My Non-native speaker teacher (No one can escape her destiny)

It is my great pleasure and also relief  to share with  you bits and pieces I know about two very  different teachers who accidentally met in my head and got stuck in there… In one corner of my head is the Non-Native Speaker Teacher (NNST) - smart, confident, experienced but still  enthusiastic and ready to learn. In the other corner of my head is the Native-Speaker Teacher (NST) -  newly appointed, inexperienced, insecure but eager to learn and above all - native. Two teachers for one head is a bit too much and talking about  two teachers in one day could be confusing and to avoid confusion I will split them into two days.

I  will introduce them to you in the order of appearance. Once upon a time there was a student of English who wanted to be a translator. She finished her studies and became a teacher while she was waiting for a big film producer to discover her talent. (sorry, this is from a different film)..... As a matter of fact, she was waiting for a chance to work as a translator. And quite unbelievably, she got the chance to work for Tanjug,  the national news agency of old  Yugoslavia, a very prestigious place where she was trained by top professionals in the field. She worked there for almost a year, and she liked it  but she realised that she had fallen in love with teaching and that she missed it so very much. Luckily (or not?), her ex boss met her in the street one day and asked if she would go back to teaching. YEEEES!

Being an English  teacher for so many years does bring a lot of advantages  in your professional life. You get a lot of confidence. After a couple of years students gradually run out of  new questions they might ask you on any topic, surprise questions are rare but possible.  You see how they follow the roads  of  learning  you once followed and take the detours and bypasses you took. They say the greatest  strength of the Society of Alcoholics Anonymous is the encouragement new members get from their mentors,  who help them endure the hardships in the process of leaving old and acquiring new habits. Similarly, in your classroom you become a great role model for your students as you also started from scratch, went a long way and reached the heights most of them do not aspire.

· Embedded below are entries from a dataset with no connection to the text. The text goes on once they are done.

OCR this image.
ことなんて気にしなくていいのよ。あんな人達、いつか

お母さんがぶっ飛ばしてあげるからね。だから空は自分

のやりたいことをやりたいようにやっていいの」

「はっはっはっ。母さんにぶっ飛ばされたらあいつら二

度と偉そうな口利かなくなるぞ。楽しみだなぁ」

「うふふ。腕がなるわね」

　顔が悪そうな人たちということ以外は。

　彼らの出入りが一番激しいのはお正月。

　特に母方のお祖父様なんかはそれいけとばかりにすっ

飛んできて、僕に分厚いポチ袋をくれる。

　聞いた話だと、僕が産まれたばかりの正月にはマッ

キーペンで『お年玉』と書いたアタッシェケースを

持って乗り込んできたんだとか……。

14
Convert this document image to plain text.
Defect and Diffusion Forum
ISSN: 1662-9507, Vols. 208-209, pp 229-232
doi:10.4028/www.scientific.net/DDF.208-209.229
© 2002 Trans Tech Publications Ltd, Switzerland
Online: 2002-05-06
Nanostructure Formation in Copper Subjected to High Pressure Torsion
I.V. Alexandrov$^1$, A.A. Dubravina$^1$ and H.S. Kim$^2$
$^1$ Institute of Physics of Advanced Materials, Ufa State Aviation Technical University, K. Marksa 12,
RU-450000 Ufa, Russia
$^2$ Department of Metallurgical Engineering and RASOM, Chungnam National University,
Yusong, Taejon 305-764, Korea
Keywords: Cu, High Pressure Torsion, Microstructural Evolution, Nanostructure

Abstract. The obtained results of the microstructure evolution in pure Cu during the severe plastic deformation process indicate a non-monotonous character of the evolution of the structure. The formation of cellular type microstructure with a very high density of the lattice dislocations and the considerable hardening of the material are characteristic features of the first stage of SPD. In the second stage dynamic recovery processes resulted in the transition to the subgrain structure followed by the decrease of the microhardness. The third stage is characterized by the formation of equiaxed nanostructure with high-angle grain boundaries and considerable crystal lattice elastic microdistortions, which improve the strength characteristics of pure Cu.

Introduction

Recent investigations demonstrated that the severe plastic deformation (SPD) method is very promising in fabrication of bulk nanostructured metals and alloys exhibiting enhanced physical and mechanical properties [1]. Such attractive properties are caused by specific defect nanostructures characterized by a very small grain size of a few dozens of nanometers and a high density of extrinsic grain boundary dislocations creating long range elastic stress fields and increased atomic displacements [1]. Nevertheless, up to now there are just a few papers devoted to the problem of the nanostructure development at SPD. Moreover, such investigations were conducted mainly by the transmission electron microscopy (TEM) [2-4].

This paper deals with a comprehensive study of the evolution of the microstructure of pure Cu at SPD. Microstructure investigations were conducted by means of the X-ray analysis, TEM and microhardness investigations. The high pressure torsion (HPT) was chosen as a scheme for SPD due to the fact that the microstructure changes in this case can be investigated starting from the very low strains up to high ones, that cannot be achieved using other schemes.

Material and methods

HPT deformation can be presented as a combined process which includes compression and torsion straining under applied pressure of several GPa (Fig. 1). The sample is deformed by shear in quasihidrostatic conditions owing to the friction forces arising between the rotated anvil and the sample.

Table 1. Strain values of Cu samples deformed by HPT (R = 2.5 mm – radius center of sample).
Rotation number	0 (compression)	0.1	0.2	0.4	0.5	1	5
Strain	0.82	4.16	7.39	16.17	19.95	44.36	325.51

Nevertheless,  one significant part of your journey would be identical to your students’ and  you travel alongside  them and give them all the encouragement and support they need.

You also recognize their patterns of thinking, both from your own experience and from observing them. You get familiar with characteristics of all types  and subtypes of language learners. You have tons of empathy and acres of love for your students. After a couple of classes in a new group you know who will go red when the time comes for grammar,  claiming it makes no sense and logic and who will be desperate when checking reading comprehensions. You start answering their questions before they are asked and you look exactly at the student who is about to ask a question. You read their faces like open books. Of course, it is not all milk and honey as the process of learning languages is a complex one.  You can have a look at some troubles I have seen in the post below: The unteachables        
  Still, your classroom is the place where you feel so safe that you are ready to leave your own comfort zone and go with your students wherever  they lead you, even into the depths of the Digital sea :).
I will introduce my NST tomorrow. As you can see, they have their exits and entrances carefully planned. On rare occasions when they meet, they make the students confused. I remember once I went into my upper intermediate English class and began speaking cheerfully. The students looked at me in disbelief and started smiling: ‘Oh, teacher, we have never heard you speaking Serbian!’ Ooops!